The Akwa Ibom State Governor and former executive director at Zenith bank, Udom Emmanuel has attracted investments running into billions of naira to the oil rich state, some of which include a syringe factory, metering company, flour mill and alternative funding partnership with Chinese construction firm, Wizchino Ltd.

Mr Emmanuel has also initiated local investment drives with the establishment of a toothpick and pencil factory, the first in the country, a hatchery and the resuscitation of the state owned peacock paints limited to create jobs.

FDI inflow into Akwa Ibom State is second best in Nigeria and higher than all the five southeastern states combined.
Meanwhile, Nigeria’s capital importation in the first quarter of 2017 lost about $640 million to settle at $908.3 million, which is 41.4 per cent decline from $1.55 billion recorded in the fourth quarter of 2016.

The fall in Foreign Direct Investment (FDI) and Other Investment components of capital importation report came after four and three consecutive quarters of increase respectively.
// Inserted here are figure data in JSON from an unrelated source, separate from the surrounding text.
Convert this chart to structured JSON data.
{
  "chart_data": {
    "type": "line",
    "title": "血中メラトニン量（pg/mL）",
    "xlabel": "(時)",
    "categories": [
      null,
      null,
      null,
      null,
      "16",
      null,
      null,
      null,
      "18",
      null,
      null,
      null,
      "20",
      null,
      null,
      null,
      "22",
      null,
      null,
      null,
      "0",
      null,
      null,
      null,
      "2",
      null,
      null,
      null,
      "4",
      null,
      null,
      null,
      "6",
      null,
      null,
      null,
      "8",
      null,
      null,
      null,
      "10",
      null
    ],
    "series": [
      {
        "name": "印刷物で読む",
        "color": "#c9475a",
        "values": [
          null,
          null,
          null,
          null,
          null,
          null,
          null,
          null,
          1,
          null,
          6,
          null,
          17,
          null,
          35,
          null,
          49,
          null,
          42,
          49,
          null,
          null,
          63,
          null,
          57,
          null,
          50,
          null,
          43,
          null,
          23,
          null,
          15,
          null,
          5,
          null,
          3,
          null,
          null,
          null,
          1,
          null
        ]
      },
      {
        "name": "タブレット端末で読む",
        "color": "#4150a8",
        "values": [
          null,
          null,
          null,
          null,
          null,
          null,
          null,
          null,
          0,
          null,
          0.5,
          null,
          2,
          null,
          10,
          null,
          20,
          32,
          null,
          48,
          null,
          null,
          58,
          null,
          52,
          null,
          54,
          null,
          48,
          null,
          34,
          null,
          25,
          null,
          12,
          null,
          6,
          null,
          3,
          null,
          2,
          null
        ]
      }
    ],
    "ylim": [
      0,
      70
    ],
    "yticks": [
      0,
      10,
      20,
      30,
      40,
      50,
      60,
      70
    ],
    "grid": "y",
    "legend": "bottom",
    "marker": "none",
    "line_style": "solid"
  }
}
But two research analysts from top six banks in the country, were unanimous in pointing out that the months of January and February this year were low points in the country’s battle against foreign exchange crisis, which may have deterred inflow of investments.

Leading the decline were portfolios under the Other Investment and Foreign Direct Investment (FDI), while Portfolio Investment was the only category to record an increase relative to the previous quarter.

These portfolios are equity contribution in cash or equipment; equity investment in securities at the money market; trade credits; loans; and currency deposits.

The National Bureau of Statistics (NDS) in its report for first quarter, yesterday, said although $908.3 million was smaller than the value of capital imported in the previous quarter, and the second lowest value recorded since 2007, it was an increase of 27.75 per cent relative to the same quarter of 2016.

It however, noted that there was a high-profile sale of bonds denoted in a non-local currency during the quarter, which did not appear in the current data, due to time lag between subscription and actual payment, but would be included in the second quarter report.

Specifically, NBS affirmed that capital importation was particularly low in January, at $187.90 million, the fourth month since 2007, in which capital importation fell below $200 million.

Nearly all of the quarterly fall resulted from declines in capital imported into the telecommunications and oil and gas sectors, which recorded unusually high values in the previous quarter.

Meanwhile, Standard Chartered Bank, Access Bank, Ecobank, Zenith Bank, Stanbic IBTC Bank, Guaranty Trust Bank and United Bank for Africa, were top recipients of the capital inflows.